- Origin: Melbourne, Victoria, Australia
- Genre: Industrial rock
- Years active: 1991–1994
- Past members: Chris Dubrow; James Lynch; Sarah Lord; Elenor Rayner; Jim Shnookal;

= Soulscraper =

Australian industrial rock band

Soulscraper were an Australian alternative electronic-rock band based in Melbourne. The band formed circa 1991 by ex-members of an alternative / industrial influenced band called The Prostitutes.

Soulscraper were Chris Dubrow on guitar and lead vocals; James Lynch on drums; Sarah Lord on bass guitar; Elenor Rayner on rhythm samples; and Jim Shnookal on lead samples. They combined samplers and audio loops played live with acoustic drums and aggressive punk influenced guitars. The sound was influenced by alternative, industrial, goth, punk, and dance music, combined with an Australian Pub rock live music sensibility.

The band released two EP's, "Heard it all before" (1992) and "Neo-Anarcho" (1993) and both received considerable national airplay on radio station Triple J as well as Australian alternative clubs and community radio stations such as 3RRR. The band played many live shows across Australia, including tours with Pop Will Eat Itself, Ned's Atomic Dustbin, and The Shamen. Soulscraper also played at the first Melbourne Big Day Out festival in 1993.

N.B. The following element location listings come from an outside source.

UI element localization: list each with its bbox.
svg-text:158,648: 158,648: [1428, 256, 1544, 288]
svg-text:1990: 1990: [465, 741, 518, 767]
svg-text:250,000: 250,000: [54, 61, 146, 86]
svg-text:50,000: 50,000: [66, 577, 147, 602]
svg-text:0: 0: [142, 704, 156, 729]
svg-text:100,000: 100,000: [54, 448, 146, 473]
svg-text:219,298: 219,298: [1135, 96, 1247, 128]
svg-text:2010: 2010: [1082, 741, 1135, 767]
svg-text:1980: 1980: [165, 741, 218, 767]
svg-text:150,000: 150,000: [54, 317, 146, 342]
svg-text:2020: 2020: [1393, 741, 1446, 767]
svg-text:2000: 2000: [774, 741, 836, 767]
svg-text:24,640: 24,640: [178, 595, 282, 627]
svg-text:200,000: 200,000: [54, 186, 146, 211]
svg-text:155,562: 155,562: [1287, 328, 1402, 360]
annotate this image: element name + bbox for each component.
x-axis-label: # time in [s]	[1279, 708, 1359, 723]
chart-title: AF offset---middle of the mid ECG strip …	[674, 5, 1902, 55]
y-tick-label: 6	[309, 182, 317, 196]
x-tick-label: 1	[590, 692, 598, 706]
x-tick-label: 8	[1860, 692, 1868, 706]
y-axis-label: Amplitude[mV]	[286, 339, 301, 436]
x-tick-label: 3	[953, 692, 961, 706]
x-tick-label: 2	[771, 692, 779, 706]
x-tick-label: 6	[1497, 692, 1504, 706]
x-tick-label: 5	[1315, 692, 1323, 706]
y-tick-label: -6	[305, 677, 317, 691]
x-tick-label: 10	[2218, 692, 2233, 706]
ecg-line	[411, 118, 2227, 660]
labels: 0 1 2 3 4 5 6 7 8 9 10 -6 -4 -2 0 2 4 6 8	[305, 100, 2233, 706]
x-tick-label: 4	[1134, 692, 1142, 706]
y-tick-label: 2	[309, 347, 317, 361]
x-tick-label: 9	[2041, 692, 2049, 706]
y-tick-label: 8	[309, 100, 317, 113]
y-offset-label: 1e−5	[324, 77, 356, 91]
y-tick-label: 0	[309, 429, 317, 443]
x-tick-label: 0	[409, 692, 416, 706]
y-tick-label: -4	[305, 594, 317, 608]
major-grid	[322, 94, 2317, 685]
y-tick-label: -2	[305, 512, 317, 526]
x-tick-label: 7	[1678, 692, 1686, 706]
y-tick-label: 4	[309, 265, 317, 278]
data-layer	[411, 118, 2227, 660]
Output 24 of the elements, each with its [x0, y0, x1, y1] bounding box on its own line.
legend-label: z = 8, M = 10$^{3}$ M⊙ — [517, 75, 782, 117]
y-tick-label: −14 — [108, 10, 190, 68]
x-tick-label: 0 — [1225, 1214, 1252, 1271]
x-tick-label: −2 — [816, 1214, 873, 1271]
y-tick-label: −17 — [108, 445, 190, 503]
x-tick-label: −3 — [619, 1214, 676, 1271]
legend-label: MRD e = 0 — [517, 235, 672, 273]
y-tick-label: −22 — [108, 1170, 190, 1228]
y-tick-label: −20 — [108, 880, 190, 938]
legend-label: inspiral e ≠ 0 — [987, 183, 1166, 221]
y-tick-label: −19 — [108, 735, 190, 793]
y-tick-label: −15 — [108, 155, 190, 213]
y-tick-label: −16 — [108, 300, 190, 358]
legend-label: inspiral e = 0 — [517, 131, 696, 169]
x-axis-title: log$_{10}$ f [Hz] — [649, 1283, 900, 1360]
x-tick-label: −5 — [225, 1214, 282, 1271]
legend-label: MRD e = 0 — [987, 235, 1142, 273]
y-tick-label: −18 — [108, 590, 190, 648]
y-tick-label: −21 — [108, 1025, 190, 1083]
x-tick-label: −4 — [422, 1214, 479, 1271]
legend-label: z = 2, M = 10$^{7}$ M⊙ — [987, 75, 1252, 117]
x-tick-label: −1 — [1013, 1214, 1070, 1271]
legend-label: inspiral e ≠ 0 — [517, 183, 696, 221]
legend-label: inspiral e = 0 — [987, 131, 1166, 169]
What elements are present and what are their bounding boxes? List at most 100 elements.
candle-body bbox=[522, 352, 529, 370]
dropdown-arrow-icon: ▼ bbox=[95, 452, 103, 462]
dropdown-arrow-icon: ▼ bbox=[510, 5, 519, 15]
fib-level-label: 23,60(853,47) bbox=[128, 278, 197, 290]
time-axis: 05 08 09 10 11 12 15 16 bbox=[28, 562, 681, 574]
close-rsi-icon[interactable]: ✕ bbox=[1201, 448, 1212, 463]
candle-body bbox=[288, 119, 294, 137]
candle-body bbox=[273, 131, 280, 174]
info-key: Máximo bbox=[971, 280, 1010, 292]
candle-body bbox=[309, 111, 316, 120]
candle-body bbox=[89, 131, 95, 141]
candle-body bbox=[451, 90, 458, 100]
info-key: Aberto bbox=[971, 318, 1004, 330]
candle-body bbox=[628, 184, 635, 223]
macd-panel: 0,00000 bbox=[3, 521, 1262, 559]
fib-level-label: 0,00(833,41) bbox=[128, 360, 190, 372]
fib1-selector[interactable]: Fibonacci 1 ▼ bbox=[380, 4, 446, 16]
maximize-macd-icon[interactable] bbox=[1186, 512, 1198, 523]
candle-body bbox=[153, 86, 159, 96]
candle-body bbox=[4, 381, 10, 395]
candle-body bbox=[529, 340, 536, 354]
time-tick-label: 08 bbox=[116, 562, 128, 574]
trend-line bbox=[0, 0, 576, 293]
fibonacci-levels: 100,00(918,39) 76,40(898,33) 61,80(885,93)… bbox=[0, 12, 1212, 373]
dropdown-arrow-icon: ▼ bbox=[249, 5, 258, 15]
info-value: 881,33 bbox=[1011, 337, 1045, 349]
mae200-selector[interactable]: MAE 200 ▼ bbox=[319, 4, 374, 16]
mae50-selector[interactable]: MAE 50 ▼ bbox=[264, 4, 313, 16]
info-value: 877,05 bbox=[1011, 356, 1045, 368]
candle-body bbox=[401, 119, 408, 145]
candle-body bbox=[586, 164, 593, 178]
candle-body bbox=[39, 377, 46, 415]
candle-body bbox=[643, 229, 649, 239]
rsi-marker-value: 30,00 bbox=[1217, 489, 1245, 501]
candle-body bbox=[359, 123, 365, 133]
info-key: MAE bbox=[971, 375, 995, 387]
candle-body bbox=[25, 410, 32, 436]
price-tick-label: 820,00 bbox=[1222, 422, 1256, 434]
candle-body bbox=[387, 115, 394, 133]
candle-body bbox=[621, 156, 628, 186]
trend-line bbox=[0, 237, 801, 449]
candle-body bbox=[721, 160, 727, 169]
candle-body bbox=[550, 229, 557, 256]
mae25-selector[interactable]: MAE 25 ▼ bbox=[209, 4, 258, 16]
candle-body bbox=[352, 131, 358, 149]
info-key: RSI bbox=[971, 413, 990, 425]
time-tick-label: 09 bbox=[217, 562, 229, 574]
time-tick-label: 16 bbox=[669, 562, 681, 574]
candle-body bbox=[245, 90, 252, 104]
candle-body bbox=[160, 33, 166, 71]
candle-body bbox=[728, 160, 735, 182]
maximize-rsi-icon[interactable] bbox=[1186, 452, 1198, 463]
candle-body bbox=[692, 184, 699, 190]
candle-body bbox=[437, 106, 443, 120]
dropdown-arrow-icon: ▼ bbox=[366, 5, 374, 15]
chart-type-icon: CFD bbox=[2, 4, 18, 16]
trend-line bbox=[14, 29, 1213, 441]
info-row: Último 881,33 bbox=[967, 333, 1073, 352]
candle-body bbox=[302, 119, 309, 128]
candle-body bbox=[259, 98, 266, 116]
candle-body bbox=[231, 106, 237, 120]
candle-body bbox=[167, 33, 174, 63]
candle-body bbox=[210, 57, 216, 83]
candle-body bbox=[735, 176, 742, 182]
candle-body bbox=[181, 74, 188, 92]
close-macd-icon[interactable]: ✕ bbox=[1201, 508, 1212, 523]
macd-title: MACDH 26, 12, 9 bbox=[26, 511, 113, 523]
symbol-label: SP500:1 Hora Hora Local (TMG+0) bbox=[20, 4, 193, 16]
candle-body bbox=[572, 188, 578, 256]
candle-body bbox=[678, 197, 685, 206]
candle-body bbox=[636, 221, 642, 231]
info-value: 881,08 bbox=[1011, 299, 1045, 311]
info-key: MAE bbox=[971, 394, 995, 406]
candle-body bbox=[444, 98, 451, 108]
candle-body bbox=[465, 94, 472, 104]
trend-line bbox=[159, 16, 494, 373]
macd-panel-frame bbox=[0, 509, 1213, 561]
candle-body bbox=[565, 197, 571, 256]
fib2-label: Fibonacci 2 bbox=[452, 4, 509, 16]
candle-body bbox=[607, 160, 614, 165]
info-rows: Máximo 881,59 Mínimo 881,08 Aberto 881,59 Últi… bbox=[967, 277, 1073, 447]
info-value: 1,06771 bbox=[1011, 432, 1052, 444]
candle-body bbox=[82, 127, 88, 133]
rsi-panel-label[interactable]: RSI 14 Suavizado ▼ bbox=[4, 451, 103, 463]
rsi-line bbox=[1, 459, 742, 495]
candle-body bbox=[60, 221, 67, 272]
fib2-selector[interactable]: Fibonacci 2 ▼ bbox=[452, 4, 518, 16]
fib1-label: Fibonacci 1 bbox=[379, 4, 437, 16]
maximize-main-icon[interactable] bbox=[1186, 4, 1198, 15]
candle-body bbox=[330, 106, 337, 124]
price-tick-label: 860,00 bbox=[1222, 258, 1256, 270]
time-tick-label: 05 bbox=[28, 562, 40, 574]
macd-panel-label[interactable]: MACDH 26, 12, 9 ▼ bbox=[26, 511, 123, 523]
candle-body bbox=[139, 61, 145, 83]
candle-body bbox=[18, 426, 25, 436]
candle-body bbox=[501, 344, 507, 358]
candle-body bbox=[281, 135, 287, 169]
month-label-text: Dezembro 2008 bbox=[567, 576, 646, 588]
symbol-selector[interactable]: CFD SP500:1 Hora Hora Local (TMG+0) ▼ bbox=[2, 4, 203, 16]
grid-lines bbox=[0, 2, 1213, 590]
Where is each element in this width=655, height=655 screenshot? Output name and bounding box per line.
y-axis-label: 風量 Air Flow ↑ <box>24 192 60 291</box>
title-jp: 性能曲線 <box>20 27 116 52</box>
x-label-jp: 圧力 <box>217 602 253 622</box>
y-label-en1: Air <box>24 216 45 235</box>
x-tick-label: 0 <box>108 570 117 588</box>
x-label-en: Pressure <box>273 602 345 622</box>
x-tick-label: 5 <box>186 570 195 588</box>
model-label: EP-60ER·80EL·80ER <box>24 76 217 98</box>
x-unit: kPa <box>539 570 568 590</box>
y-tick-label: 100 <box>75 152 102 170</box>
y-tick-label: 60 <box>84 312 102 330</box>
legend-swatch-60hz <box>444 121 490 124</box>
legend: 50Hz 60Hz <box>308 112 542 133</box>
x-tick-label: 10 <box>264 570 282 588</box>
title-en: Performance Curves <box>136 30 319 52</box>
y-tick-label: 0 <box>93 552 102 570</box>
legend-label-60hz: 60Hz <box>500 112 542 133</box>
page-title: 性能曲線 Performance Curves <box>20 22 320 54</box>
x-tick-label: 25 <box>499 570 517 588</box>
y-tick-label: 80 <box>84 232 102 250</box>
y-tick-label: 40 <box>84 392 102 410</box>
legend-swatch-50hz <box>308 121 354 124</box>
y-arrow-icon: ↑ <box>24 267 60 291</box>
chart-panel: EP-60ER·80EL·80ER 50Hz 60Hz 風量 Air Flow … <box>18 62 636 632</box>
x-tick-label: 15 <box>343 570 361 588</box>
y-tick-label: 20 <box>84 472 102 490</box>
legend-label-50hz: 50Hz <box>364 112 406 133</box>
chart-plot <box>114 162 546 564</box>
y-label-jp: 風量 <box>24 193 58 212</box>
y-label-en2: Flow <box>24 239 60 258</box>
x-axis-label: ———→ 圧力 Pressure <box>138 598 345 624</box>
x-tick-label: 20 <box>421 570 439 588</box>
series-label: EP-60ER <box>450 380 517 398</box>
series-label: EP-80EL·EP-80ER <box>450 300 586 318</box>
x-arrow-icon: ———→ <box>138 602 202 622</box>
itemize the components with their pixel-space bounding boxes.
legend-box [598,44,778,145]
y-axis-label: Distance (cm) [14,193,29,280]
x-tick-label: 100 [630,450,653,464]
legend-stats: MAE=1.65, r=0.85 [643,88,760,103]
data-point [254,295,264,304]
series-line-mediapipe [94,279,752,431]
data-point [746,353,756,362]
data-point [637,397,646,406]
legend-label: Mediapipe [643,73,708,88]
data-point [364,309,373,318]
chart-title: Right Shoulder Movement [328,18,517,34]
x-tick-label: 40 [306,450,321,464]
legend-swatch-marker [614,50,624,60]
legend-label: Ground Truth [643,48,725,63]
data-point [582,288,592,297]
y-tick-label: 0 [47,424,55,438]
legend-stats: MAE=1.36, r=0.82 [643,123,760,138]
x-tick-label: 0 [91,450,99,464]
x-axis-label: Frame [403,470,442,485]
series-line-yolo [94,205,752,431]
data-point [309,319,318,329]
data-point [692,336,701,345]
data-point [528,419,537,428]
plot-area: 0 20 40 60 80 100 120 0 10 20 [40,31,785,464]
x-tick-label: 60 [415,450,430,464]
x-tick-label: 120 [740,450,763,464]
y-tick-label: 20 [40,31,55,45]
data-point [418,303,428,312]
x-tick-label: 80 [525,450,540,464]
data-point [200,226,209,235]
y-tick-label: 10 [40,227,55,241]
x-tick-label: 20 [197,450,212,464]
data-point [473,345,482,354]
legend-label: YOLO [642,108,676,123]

The band split in 1994 and members went on to form and play in many bands including Discordia (Lynch, Shnookal), iNsuRge (Dubrow), Sobriquet/The Crystalline (Reyner), Snog, and Shreen.

==Members ==

- Chris Dubrow – (guitar, vocals)
- Sarah Lord – (bass)
- James Lynch – (drums)
- Elenor Rayner – (keyboard samplers)
- Jim Shnookal – (keyboard samplers)

==Discography==

(1992) "Heard it all before" EP.

Produced by Kalju Tonuma,

Tracks: 1. Heard it all before, 2. Manic, 3. Days they rise, 4. American war.
With remixes by Ollie Olsen of tracks 1 and 2.

(distributed by 'ID' through PolyGram)

(1993) "Neo-Anarcho" EP.

Produced by Matt Thomas and Soulscraper.

Tracks: 1.Neo Anarcho, 2.Fight, 3.Preacher Man, 4.Motivator, 5. Designer Rebellion.